•  
  •  
 

Abstract

Since the Civil War, the False Claims Act has served as a tool to combat fraud perpetrated against the government. Early fraud by government contractors during the Civil War was quaint: contractors selling the same horse twice or filling a Union Army contract for sugar with sand. Today, the government recovers billions of dollars annually through actions under the FCA.

Essential to the FCA’s functioning are “relators,” private citizens who serve as whistleblowers incentivized to report fraud by receipt of a percentage of whatever amount the government recovers in damages. The government relies on relators to blow the whistle on fraud—over two-thirds of FCA recoveries since 1986 come from cases brought by relators as whistleblowers. So important are these relators that in 1986 Congress amended the FCA and included an anti-retaliation provision to provide relief for employees who experience retaliation from their employers for reporting fraud.

This Note discusses a recent circuit split over whether the anti-retaliation provision of the FCA protects former employees against post-termination retaliation by their employers, arguing that the anti-retaliation provision extends to retaliation against former employees.

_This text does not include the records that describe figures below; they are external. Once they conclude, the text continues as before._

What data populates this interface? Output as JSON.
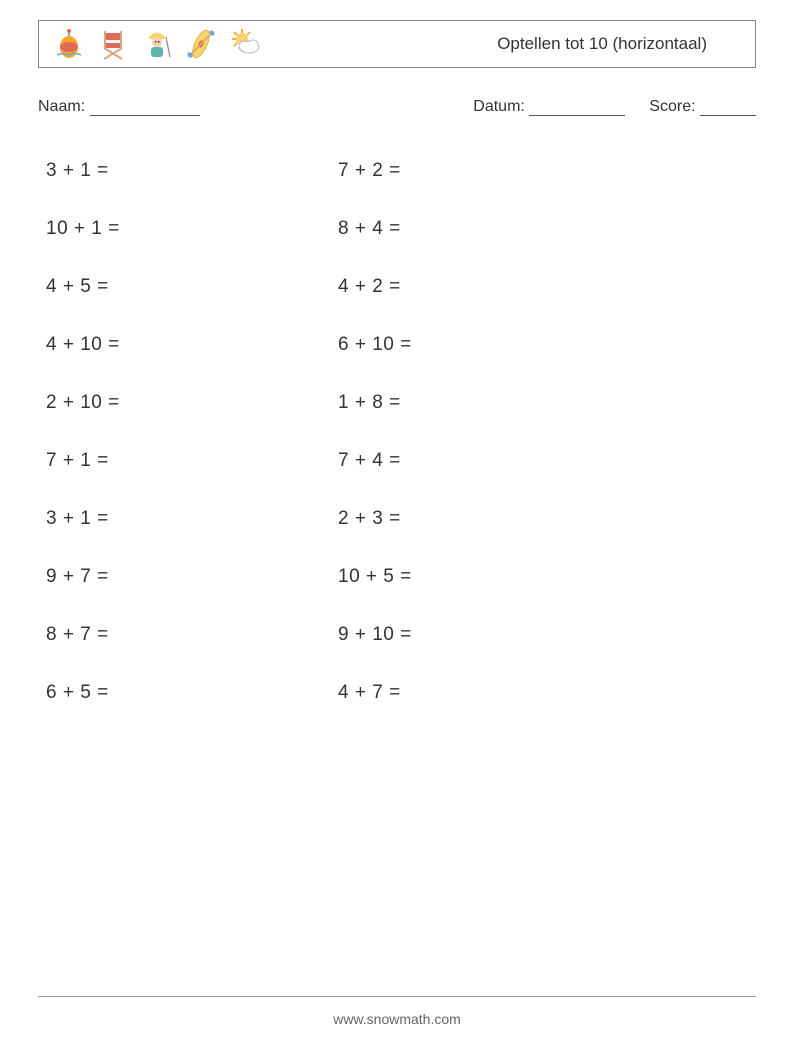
{
  "worksheet": {
    "title": "Optellen tot 10 (horizontaal)",
    "icons": [
      "fishing-buoy",
      "director-chair",
      "fisherman",
      "kayak",
      "sun-cloud"
    ],
    "name_label": "Naam:",
    "date_label": "Datum:",
    "score_label": "Score:",
    "blank_width_name": 110,
    "blank_width_date": 96,
    "blank_width_score": 56,
    "font_size_labels": 16,
    "font_size_problems": 19,
    "font_size_title": 17,
    "text_color": "#333333",
    "border_color": "#888888",
    "problems_left": [
      {
        "a": 3,
        "b": 1
      },
      {
        "a": 10,
        "b": 1
      },
      {
        "a": 4,
        "b": 5
      },
      {
        "a": 4,
        "b": 10
      },
      {
        "a": 2,
        "b": 10
      },
      {
        "a": 7,
        "b": 1
      },
      {
        "a": 3,
        "b": 1
      },
      {
        "a": 9,
        "b": 7
      },
      {
        "a": 8,
        "b": 7
      },
      {
        "a": 6,
        "b": 5
      }
    ],
    "problems_right": [
      {
        "a": 7,
        "b": 2
      },
      {
        "a": 8,
        "b": 4
      },
      {
        "a": 4,
        "b": 2
      },
      {
        "a": 6,
        "b": 10
      },
      {
        "a": 1,
        "b": 8
      },
      {
        "a": 7,
        "b": 4
      },
      {
        "a": 2,
        "b": 3
      },
      {
        "a": 10,
        "b": 5
      },
      {
        "a": 9,
        "b": 10
      },
      {
        "a": 4,
        "b": 7
      }
    ],
    "footer": "www.snowmath.com",
    "icon_colors": {
      "orange": "#f5a623",
      "red": "#e06b5a",
      "wood": "#d8a878",
      "blue": "#6fa8dc",
      "yellow": "#f8d568",
      "skin": "#f5d0b0",
      "teal": "#5bb5a8",
      "gray": "#888888"
    }
  }
}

In arguing in favor of a more inclusive definition of “employee” in the FCA’s anti-retaliation provision, this Note explores the history and purpose of the FCA, the legislative history of the FCA’s anti-retaliation provision, and the arguments for and against the inclusion of former employees under the provision’s protections. Finally, this Note calls for Supreme Court intervention or congressional action to clarify that the FCA’s anti-retaliation provision protects former employees from post-termination retaliation.